Selecting an editor is the first step. Without a doubt, our Joyco editors are the best, so you can save a lot time by having Joyco shoot and then edit your production. Skilled in the use of all the extremely complicated computer software modern video production demands. Time is money and if you don’t have to spend a lot time poring over demo reels trying to decide on an editor, you’re already saving cash.
The Importance of a Good Script
Previously, I mentioned how important a good script is to a successful production. In post-production, a good script is now even more important, because it will serve as a guide for your video editor, a road map if you will. He or she will now know how to shape the raw footage into a finished production that relates the message you intend to communicate to your audience.
Hopefully, since you had a good shooting script, one of your intrepid production staff members, has kept track of the good and bad takes during the course of shooting. Going into the editing process with a good idea of what material is usable, is another way to save time and money. Endless reviewing of take after take will drive your budget skyward. Know your material before you start the editing process.
Occasionally, projects have to be shot in an “unscripted” fashion because it simply is not possible to organize the project into script form before shooting starts.
Unscripted productions raise all sorts of budgetary problems, mainly related to selecting the raw. You literally have to sit down and view all the footage shot, to pick out the best shots that tell your story. This is called “off-line” editing, since it usually involves only the client watching the raw footage with the director/producer, and making notes called an “edit decision list” that spells out which shots should be passed on to the editor.
This takes a lot of time. Save money. Shoot with a script! And if you can’t come up with a script, at least develop a fairly detailed shot list before shooting begins, so you don’t end up with footage that’s not usable or is not necessary to tell your story.
Okay, we’ve explored a few ideas of how proper scripting can affect your editing budget. Fascinating how all these elements work together to affect the whole project isn’t it?
Now lets discuss “on-line” editing, full-fledged editing with an editor, including visual effects, graphics, sound effects, and music. Sound expensive? It can be, but it’s this area of post-production that can really make or break a production, and by the same token, require decisions from you as to how much money you want to spend on editing your project.
There’s an old axiom floating around the video production industry: you spend 80% of your budget on the final 20% of the process. Well, I suggest spending 80% of your budget on the editing process and 20% on production. Obviously you can adjust these numbers to fit the situation, but I’ve seen too many productions suffer because not enough of the over-all budget was reserved for the editing process.
What good is it to have the best footage in the world slapped together without adding the finer touches a truly talented editor can add to the end result? As I said already, editing can make or break your video. This is the most important area of your production, where you may need to increase your budget.

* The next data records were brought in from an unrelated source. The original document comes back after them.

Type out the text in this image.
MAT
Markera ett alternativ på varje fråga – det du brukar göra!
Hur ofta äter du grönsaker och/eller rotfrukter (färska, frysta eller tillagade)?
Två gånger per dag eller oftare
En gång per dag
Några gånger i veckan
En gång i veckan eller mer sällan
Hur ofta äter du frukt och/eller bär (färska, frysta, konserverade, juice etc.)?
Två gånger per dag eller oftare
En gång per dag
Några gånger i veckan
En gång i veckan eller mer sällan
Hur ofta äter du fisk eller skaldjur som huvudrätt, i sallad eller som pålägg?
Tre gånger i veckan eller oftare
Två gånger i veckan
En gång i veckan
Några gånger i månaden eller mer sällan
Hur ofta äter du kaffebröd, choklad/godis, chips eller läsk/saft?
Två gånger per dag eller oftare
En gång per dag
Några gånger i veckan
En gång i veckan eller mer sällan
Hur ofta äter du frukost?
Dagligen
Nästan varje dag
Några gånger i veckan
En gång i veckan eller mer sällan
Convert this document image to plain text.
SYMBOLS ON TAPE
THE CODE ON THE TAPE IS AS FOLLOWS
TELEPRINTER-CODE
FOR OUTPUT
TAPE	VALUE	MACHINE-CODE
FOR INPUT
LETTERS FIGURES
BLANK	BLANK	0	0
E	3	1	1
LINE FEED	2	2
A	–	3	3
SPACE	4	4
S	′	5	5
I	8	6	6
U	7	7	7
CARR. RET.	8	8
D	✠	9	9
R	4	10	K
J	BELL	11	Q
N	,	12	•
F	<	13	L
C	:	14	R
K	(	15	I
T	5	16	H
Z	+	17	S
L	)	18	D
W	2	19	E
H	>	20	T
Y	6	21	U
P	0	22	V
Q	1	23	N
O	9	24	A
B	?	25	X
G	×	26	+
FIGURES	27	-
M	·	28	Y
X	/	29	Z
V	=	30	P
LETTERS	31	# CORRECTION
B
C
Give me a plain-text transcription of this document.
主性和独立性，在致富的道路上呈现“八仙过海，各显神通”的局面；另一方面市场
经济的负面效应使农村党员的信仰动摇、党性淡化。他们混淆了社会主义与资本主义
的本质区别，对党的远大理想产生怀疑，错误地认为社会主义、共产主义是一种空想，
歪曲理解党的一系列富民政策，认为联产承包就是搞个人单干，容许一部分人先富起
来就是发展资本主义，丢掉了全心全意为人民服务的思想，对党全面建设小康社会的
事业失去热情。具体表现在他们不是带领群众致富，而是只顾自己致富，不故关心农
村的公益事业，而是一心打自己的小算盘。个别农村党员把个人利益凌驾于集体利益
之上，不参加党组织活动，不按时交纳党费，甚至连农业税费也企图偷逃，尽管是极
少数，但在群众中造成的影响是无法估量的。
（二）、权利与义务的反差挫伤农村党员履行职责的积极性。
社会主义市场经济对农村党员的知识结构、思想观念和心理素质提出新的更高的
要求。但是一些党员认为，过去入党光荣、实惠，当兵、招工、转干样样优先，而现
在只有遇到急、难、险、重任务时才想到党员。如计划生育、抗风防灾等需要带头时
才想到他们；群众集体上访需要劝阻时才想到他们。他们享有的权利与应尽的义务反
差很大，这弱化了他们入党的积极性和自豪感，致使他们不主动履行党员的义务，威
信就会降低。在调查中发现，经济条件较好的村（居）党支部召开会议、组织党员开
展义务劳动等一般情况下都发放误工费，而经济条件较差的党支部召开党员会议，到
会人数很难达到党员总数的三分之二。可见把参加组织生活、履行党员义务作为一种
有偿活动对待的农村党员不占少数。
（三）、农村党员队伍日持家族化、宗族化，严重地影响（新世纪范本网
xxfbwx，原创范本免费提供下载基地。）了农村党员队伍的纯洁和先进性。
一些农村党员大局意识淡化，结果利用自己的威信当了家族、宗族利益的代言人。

On-line editing costs are mostly associated with the amount of time you can afford to pay the editor to assemble and massage the video into a sophisticated video.
An editor can use motion graphics, animation, special effects, sound effects, audio sweetening and finally, music to create your message. Other elements may also include adding voice-over recordings and, if you can afford it, enlisting the help of a music composer to pen some original music.
Using all these elements requires special knowledge, not many people possess. That’s why good editors are so rare and why you should reserve the lion’s share of you budget for the post-production process.
As the editing process begins, the editor using the script as the road map, will assemble the footage and produce a “rough cut” version of the project. As the client, you will be called into the edit suite to offer input and opinions as to the value of what the editor has assembled. The editor will then take your input and further modify the video to produce the final version. You will again be called upon to approve the final cut.
Producing a video means a significant time commitment on the part of the client. Can you devote enough time as well as money to the process? You’d be surprised how many clients expect the production crew to make key decisions regarding content of the video. We can offer advice, but it’s your baby. Only you know what you want your baby to grow up to be!
Let’s jump to the end of the process. You’ve got your finished product. How do you distribute it? Broadcast TV, cable TV, the web, hard copies like DVDs or what!?!?
Hopefully, this a question you thought about the answer to at the very beginning of the production process. Video is a very flexible medium, so your editor will need to “encode” the video file into the correct format for the avenue of distribution you have selected.
This takes time, and inevitably adds to the cost of production. But unlike in the old days when duplication was in real time, modern digital duplication is reasonably fast and if your avenue of distribution is say, YouTube, costs drop to practically nothing. You don’t even have to worry about packaging!
So, using the 80/20 for production, the wise video client will spend most of his or her budget on post-production. Shaping good video through editing will make a great video and be money well spent.